SecretSource: of Minitab and Dataviz

When the goers go and the stayers stay, when shirts loosen and tattoos glisten, it’s time for the statisticians and the miners and the data scientists to talk, and walk, Big Iron.

R. S-Plus. SAS. Tableau. Stata. GnuPlot. Mondrian. DataDesk. Minitab.   MINITAB?????? Okay, we’ll leave the others to get back to their arm wrasslin’, but if you want to produce high quality graphs, simply, readily and quickly, then Minitab could be for you.

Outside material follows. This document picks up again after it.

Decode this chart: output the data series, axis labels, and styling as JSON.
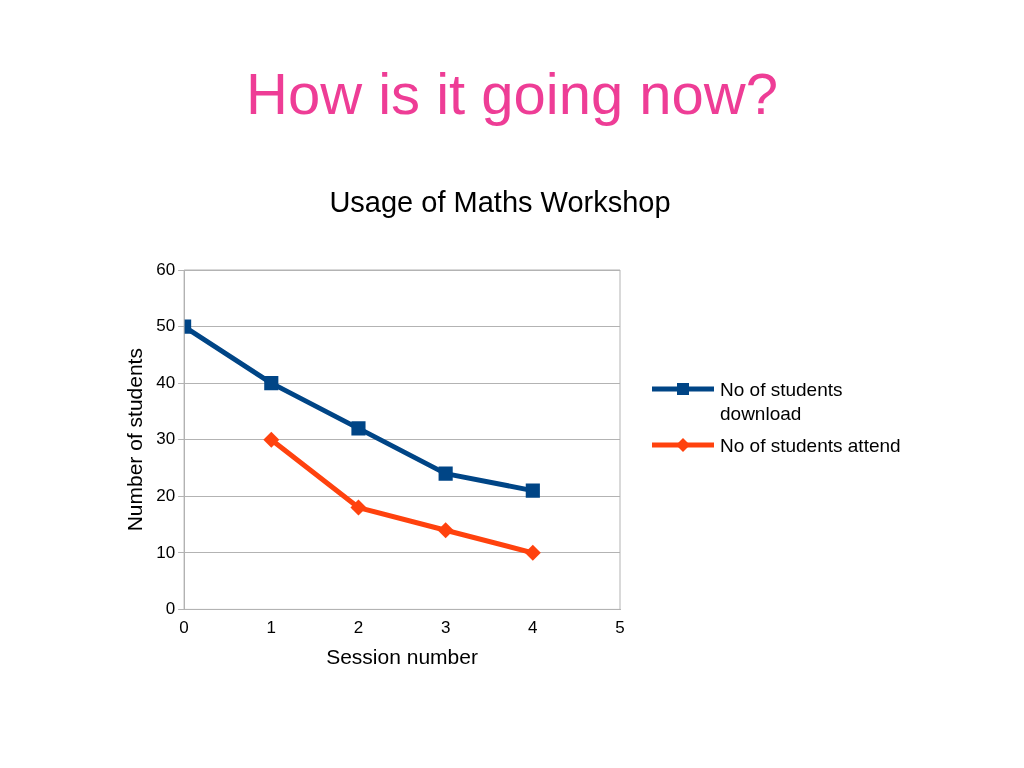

A commercialized version of Omnitab, Minitab appeared in Philadelphia in 1972 and has long been associated with students learning stats, but also now with business, industrial and medical/health quality management and six sigma, etc. There’s some  other real ‘rough and tumble’ applications involving Minitab – DR Helsell’s ‘Statistics for Censored Environmental Data using Minitab and R’ (Wiley 2012), for instance.

IBM SPSS and Microsoft Excel can produce good graphs (‘good’ in the ‘good sense’ of John Tukey , Edward Tufte, William Cleveland, Howard Wainer, Stephen Few & Nathan Yau etc etc), with the soft pedal down and ‘caution switches’ on, but Minitab is probably going to be easier.

For example, the Statistical Consulting Centre at the University of Melbourne uses Minitab for most of its graphs (R for the trickiest ones). As well as general short courses on Minitab, R, SPSS and GenStat there’s a one day course in Minitab graphics in November, which I’ve done and can recommend.

More details on the Producing Excellent Graphics Simply (PEGS) course using Minitab at Melbourne are at

http://www.scc.ms.unimelb.edu.au/pegs.html

student and academic pricing for Minitab is at http://onthehub.com/

What, I wonder, would Florence Nightingale have used for graphic software if she was alive today???